The speaker then explains that the Fourier series is essentially a sum of little vectors all rotating at some constant integer frequency. The speaker notes that the complexity in these decompositions is entirely captured in a little expression.
In conclusion, the Fourier series is a powerful tool for breaking down complex animations into simpler components. This allows for precise control over the initial size and direction of each vector, which in turn creates the shape of the animation.
1. The text discusses the math behind an animation, specifically a complex Fourier series, where each vector rotates at a constant integer frequency. When these vectors are added together, they draw out a shape over time by adjusting the initial size and angle of each vector.
2. The animation has 300 rotating arrows in total.
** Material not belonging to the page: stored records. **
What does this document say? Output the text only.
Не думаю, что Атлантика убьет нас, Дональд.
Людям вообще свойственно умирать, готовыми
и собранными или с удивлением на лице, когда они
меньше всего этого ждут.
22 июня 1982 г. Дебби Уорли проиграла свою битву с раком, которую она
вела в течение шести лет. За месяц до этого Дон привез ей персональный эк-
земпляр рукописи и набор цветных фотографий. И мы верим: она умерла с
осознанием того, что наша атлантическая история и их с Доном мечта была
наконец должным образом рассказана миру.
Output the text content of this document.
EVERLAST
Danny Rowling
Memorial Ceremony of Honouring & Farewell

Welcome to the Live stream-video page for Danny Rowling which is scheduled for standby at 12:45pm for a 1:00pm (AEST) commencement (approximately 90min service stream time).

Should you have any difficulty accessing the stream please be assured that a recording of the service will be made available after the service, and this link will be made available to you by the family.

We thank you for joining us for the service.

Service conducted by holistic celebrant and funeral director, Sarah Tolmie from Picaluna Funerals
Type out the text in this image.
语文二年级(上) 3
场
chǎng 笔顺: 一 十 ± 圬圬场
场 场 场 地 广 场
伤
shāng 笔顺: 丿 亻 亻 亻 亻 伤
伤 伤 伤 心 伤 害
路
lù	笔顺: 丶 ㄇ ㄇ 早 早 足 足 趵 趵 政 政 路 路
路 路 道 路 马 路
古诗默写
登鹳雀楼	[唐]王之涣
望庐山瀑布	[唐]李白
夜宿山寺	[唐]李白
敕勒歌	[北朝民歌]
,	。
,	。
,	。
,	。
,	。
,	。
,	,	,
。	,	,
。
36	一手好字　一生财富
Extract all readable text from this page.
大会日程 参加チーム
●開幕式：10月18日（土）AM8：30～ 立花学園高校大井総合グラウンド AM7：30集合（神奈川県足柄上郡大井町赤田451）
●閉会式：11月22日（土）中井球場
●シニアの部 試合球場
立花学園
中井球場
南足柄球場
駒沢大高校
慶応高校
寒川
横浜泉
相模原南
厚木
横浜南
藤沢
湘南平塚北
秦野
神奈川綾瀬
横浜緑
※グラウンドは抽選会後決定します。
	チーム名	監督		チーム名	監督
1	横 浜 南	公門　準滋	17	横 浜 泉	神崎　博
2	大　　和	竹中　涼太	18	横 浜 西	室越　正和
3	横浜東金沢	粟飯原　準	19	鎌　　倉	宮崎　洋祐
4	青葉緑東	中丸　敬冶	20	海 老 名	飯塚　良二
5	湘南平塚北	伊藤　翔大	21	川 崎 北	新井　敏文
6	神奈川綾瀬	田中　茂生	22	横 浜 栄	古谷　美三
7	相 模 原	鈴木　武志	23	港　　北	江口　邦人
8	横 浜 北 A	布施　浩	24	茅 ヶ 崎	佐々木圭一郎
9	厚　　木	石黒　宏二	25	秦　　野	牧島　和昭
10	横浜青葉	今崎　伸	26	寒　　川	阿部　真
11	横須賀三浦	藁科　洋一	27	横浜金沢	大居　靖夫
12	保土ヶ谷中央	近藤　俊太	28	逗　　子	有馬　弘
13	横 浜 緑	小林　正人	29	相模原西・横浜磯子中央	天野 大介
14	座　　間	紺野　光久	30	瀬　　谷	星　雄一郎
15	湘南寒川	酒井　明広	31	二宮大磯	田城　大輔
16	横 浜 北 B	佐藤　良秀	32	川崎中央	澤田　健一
The intricacy of the animation is due to the mind-boggling complexity of the collection of arrows, which trace out a specific shape.
3. The Fourier series, a mathematical concept, is used to describe the evolution of the temperature distribution on a rod over time. The series involves adding up exponentially decaying cosine waves to construct a solution for a new tailor-made initial condition.
4. The Fourier series can be used to express any initial distribution as a sum of sine waves, even complex ones. This is achieved by considering infinite sums of these waves, which can approximate a discontinuous flat function.
5. The Fourier series is used to solve a partial differential equation (PDE) with a discontinuous initial condition. The solution involves finding the coefficients of the infinite sum, which describe how the step function will evolve over time.
6. The Fourier series can be applied to functions whose output can be any complex number in the 2D plane. This makes the computations cleaner and easier to understand.
7. The Fourier series involves the complex exponential e to the I times T, which walks around the unit circle at a rate of one unit per second. This is used to describe rotating vectors in the Fourier series.
8. The Fourier series allows for the control of the initial size and direction of each number in the series by multiplying it by some complex constant. This is done by finding the average of the function over the whole series, which kills all terms other than the one being considered.